Depending on the risks to be protected, a glove is assigned to a corresponding category. Below are all the risks and categories that are defined for personal protective equipment in accordance with the PPE Regulation
Only when the CE mark is affixed (which requires a corresponding declaration of conformity !!) are gloves considered to be protective gloves.
Just simple tests according to e.g. EN 374 without a corresponding declaration of conformity are not sufficient here.
Unfortunately, unsuitable gloves are often used as protective gloves.
This can have enormous effects and liability risks for companies with employees, as the provision of unsuitable protective equipment can mean a violation of employee protection regulations.
Especially in the context of the current pandemic, liability for the employer can arise in the worst case if employees fall ill due to incorrect protective equipment.
If protective gloves protect against dangerous risks according to categories, at least the following requirements must be met:
It should be noted that different ordinances may have different definitions. We always refer to the respective original texts of the ordinances.

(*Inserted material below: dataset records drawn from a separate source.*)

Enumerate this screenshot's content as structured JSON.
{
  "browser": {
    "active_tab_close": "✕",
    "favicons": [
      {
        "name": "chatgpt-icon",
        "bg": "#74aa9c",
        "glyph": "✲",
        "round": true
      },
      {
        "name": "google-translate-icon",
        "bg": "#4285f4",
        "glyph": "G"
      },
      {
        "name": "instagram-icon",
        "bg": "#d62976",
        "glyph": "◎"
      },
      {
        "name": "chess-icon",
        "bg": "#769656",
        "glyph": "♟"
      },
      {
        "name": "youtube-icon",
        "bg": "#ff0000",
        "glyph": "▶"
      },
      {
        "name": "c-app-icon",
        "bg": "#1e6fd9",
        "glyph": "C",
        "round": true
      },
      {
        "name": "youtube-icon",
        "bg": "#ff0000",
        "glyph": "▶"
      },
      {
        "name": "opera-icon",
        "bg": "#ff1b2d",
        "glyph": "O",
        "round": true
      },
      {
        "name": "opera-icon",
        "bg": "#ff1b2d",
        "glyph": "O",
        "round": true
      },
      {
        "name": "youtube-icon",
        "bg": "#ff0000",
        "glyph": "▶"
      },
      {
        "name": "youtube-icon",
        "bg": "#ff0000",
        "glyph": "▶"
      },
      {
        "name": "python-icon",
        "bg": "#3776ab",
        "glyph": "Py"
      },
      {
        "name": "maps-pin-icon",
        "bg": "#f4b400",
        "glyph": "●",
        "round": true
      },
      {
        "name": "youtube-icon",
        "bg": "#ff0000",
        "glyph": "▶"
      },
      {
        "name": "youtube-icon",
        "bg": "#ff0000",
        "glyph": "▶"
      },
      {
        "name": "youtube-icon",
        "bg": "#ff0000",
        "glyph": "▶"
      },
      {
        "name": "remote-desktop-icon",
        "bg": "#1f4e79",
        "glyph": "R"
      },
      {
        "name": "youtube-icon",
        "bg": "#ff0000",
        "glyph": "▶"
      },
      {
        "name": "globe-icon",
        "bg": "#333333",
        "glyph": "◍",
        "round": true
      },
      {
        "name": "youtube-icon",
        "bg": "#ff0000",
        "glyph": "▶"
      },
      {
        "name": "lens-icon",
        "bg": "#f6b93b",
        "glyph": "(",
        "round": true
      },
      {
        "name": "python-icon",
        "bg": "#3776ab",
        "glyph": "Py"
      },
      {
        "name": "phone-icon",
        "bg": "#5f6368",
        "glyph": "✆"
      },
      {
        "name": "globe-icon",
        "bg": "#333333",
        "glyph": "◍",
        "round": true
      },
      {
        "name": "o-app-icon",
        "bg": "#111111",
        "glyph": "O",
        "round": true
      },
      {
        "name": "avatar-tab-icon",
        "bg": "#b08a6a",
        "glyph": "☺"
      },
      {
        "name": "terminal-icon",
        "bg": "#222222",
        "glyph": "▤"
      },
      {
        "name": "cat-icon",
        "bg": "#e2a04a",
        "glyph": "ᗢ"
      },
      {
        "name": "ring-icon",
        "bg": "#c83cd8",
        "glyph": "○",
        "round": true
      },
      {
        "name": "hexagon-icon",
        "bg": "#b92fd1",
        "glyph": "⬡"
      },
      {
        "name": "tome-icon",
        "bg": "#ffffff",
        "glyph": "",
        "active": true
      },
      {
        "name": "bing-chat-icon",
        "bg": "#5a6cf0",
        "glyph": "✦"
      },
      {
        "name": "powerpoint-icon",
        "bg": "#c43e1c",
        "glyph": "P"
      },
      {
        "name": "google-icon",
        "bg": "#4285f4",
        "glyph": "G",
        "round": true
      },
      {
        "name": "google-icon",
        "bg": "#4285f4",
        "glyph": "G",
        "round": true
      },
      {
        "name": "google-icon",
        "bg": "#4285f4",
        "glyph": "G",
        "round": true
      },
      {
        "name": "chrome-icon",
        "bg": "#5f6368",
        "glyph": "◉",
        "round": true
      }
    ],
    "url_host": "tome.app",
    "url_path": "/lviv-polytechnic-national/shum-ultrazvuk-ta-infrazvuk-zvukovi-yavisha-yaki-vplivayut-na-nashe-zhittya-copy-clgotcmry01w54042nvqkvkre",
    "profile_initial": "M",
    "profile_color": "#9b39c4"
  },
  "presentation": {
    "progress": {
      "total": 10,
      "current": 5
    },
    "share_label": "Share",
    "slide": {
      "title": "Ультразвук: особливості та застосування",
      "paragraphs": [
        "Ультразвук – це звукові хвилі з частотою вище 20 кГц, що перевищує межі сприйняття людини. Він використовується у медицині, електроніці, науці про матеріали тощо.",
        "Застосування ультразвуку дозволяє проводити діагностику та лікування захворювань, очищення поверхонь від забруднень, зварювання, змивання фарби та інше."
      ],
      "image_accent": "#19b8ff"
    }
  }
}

Important terms in connection with protective gloves:
Category I includes only the following minor risks:
a) superficial mechanical injuries
b) Contact with slightly aggressive cleaning agents or prolonged contact with water
c) Contact with hot surfaces, the temperature of which does not exceed 50 ° C
d) Damage to the eyes from solar radiation (except when observing the sun)
e) weather conditions that are not of an extreme nature
Category II includes risks that are not listed under Category I or Category II.
Category II includes only those risks that can lead to very serious consequences such as death or irreversible damage to health in conjunction with the following:
a) Substances and mixtures that are hazardous to health
b) Oxygen deficient atmospheres
c) harmful biological agents
d) ionizing radiation
e) warm environment that has effects comparable to an environment with an air temperature of 100 ° C or more
f) cold environment that has effects comparable to an environment with an air temperature of -50 ° C or less
g) falls from a height
h) Electric shock and work on live parts
j) Cuts from hand-held chainsaws
k) high pressure jet
l) Injuries from projectiles or knife wounds
m) harmful noise
The PPE regulation (EU) defines the basic framework for the manufacture and classification of protective equipment. Without a corresponding declaration of conformity, a glove may not be declared and used as protective equipment.
It is therefore advisable to ensure that the products are labeled accordingly when purchasing gloves.